Grâce aux frères Philippe et Thomas Kanza, les musiciens animent les soirées dans la boîte de nuit Les Anges Noirs, où résonneront pour la première fois des chansons comme “Table Ronde”, dans laquelle Grand Kallé cite les grands noms du mouvement indépendantiste : Lumumba, Kasa-Vubu, Tshombe, Kamitatu, Bolikango, Gizenga, etc. C’est le début du phénomène «Mabanga» – dédicace – dans une chanson.
D’autres chansons mythiques de la période
- Édouard Lutula – “Congo Sé Ya Biso” (1961)
Interprétée par Grand Kallé, cette chanson appelait à l’unité nationale au moment où la sécession katangaise, menée par Tshombe, menaçait de diviser le jeune État. Elle était fréquemment diffusée pendant les troubles.

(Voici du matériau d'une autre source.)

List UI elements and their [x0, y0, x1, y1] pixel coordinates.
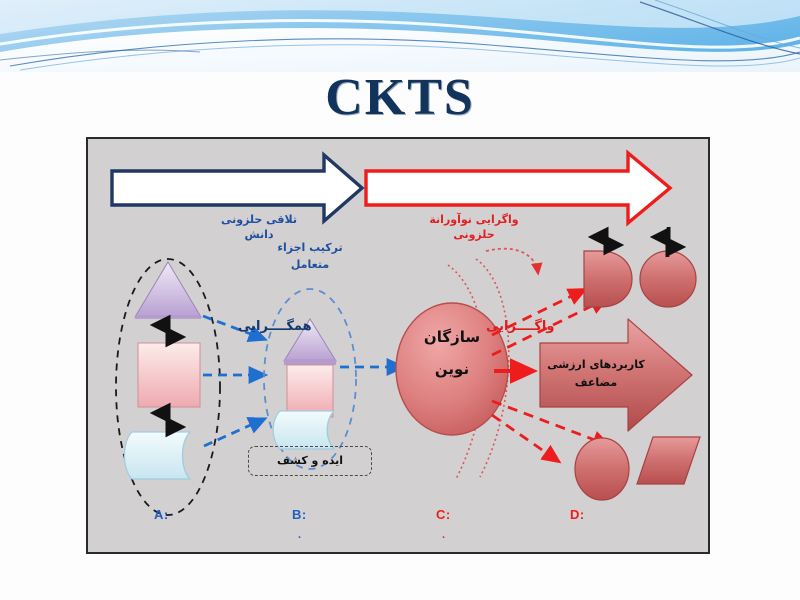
idea-discovery-label: ایده و کشف: [249, 447, 371, 475]
slide-canvas: CKTS: [0, 0, 800, 600]
convergence-arrow-label: همگــــرایی: [238, 319, 312, 334]
knowledge-cylinder-shape: [125, 432, 191, 479]
ckts-diagram: همگــــرایی واگــــرایی تلاقی حلزونی دان…: [86, 137, 710, 554]
group-d-label: D:: [570, 507, 585, 522]
convergence-sublabel-line1: تلاقی حلزونی: [200, 213, 318, 227]
new-system-line2: نوین: [394, 358, 510, 381]
group-a-label: A:: [154, 507, 169, 522]
divergence-sublabel-line2: حلزونی: [404, 228, 544, 242]
output-circle-shape: [640, 251, 696, 307]
new-system-line1: سازگان: [394, 326, 510, 349]
knowledge-square-shape: [138, 343, 200, 407]
value-arrow-line1: کاربردهای ارزشی: [540, 357, 652, 373]
page-title: CKTS: [0, 68, 800, 127]
group-c-label: C:: [436, 507, 451, 522]
convergence-arrow-shape: [112, 155, 362, 221]
top-hook-arrow: [486, 249, 538, 273]
convergence-sublabel-line2: دانش: [200, 228, 318, 242]
group-b-dot: .: [298, 529, 301, 541]
knowledge-triangle-shape: [135, 262, 201, 319]
idea-discovery-box: ایده و کشف: [248, 446, 372, 476]
output-parallelogram-shape: [637, 437, 700, 484]
combination-label-line2: متعامل: [250, 258, 370, 273]
combined-shape-stack-shape: [273, 319, 336, 449]
banner-waves-graphic: [0, 0, 800, 72]
divergence-sublabel-line1: واگرایی نوآورانة: [404, 213, 544, 227]
group-c-dot: .: [442, 529, 445, 541]
decorative-banner: [0, 0, 800, 72]
group-b-label: B:: [292, 507, 307, 522]
value-arrow-line2: مضاعف: [540, 375, 652, 391]
output-d-shape-shape: [584, 251, 632, 307]
a-to-b-arrows: [203, 316, 264, 446]
output-ellipse-shape: [575, 438, 629, 500]
combination-label-line1: ترکیب اجزاء: [250, 241, 370, 256]
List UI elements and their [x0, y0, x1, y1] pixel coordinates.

- Grand Kallé – “Matata Masila Na Congo”
Un appel à la paix dans un contexte d’instabilité post-indépendance. Encore une œuvre engagée portée par le style unique de l’African Jazz.
Chansons prophétiques et contestataires
- Adou Elenga – “Mokili Ekobaluka (Ata Ndele)”
Écrite dans les années 1950, cette chanson a été perçue comme prophétique. Elle annonce la fin imminente du système colonial et appelle au changement. Le refrain “Ata ndele, mokili ekobaluka” signifie : “Tôt ou tard, le monde changera.” La chanson a été tellement populaire qu’Adou Elenga fut interpellé par les autorités coloniales.
Rumba Liberté et héritages afro-descendants
- Tabou Combo(Haïti)– “Rumba Liberté”
Groupe haïtien de kompa, Tabou Combo a revisité Indépendance Cha-Cha en 2010 à l’occasion du cinquantenaire des indépendances africaines. Leur version festive élargit le message à Haïti, au Congo et à l’Afrique du Sud, rappelant l’universalité de la quête de liberté.
Héritage post-colonial et appels à l’unité
- Tabu Ley Rochereau – “Congo Lelo” & “Congo Avenir”
Ces morceaux appellent à l’unité nationale et à la responsabilité de chaque citoyen congolais. Dans “Congo Lelo”, Tabu Ley chante : « To botama ba Congolais, to kotikala ba Congolais » (Nous sommes nés Congolais, nous resterons Congolais).
Avec “Congo Avenir” (1966), il interpelle la classe politique à un sursaut de sagesse dans un pays plongé dans les crises politiques, les coups d’État et les divisions.
Appel au réveil patriotique
- Papa Wemba – “Congo Moko”
« Bana Congo, tolamuka nanu na pongi »
(Enfants du Congo, réveillons-nous de notre sommeil). Un message toujours d’actualité, dans un pays en proie à l’instabilité, aux conflits internes et aux trahisons des siens.
- Un dernier hommage à Antoine Moundanda (Congo)– “Njila ya Ndolo”
Maître du sanza (piano à pouces), disparu en 2012, Moundanda fut un artisan de la musique tradi-moderne. Son morceau, sans être politique, restitue la vie quotidienne et culturelle entre Kinshasa et Brazzaville.
Ces chansons ne sont pas de simples divertissements : elles sont des archives vivantes, des cris de cœur, des manifestes patriotiques qui accompagnent les luttes passées et les défis présents. Alors que le pays célèbre ses 65 ans d’indépendance, il est essentiel de revisiter ce patrimoine musical pour mieux comprendre notre histoire et peut-être retrouver la force de continuer à rêver et à construire.
Car dans la culture rd-congolaise, tout est sujet et question de musique – fête ou deuil -.